2nt-3s!-3nt-4d(nat diamond try)-4nt
xfer then new suit after 2nt, opener has no fit
2nt-3h!-3s-4c(nat spades/clubs, forcing)-4nt
blackwood:
1nt-texas-accept-4nt
2nt-texas-accept-4nt
if major suit has been agreed.
if minor suit agreed and we are not playing either minorwood or kickback
shown GF single suiter with 3M (e.g. after a strong jump shift), and partner bid 3nt.
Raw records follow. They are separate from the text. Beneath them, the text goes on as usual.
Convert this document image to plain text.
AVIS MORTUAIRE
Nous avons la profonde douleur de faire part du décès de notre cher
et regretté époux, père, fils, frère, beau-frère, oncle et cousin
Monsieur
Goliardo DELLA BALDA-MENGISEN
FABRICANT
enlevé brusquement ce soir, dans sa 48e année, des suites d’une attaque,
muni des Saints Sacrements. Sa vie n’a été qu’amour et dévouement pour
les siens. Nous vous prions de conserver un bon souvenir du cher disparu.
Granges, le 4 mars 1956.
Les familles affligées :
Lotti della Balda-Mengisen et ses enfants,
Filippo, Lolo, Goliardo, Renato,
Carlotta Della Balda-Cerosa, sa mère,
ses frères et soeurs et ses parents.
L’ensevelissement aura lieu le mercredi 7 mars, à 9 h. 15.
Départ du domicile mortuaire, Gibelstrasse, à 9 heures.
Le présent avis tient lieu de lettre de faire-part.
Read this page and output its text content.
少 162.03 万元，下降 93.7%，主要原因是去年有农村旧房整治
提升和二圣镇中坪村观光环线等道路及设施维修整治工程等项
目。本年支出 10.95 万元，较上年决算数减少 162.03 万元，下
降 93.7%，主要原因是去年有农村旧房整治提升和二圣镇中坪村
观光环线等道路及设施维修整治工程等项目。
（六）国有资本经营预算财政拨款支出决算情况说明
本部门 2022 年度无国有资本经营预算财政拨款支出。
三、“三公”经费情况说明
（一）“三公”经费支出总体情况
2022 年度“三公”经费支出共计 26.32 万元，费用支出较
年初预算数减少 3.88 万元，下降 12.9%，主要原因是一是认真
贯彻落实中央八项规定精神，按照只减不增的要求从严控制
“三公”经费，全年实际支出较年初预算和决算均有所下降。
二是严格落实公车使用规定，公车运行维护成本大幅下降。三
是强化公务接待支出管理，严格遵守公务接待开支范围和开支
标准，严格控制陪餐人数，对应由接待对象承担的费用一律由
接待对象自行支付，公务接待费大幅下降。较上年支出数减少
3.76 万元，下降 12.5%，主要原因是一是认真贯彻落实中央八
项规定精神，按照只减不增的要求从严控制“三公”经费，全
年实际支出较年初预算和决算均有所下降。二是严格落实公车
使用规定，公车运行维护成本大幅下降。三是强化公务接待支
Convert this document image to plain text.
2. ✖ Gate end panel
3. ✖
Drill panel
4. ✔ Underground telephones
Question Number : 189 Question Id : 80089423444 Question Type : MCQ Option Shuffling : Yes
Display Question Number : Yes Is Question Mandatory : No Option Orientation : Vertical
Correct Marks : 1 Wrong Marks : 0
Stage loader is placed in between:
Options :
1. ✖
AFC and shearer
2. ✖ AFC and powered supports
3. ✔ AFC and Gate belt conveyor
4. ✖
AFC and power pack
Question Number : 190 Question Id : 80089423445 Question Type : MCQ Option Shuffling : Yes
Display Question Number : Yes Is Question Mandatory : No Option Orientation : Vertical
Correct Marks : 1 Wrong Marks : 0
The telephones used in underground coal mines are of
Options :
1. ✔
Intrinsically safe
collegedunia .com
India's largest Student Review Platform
Main thing beginners need to focus on is 4nt is not blackwood if partner opens in NT, either immediately, or as the 2nd bid after stayman/jacoby. If you use stayman, you have to teach them methods to agree the major in a forcing manner, which usually involves bidding something like 3 of the other major (which has no use if Jacoby xfers are used to show just holding the other major), or perhaps the Baze convention.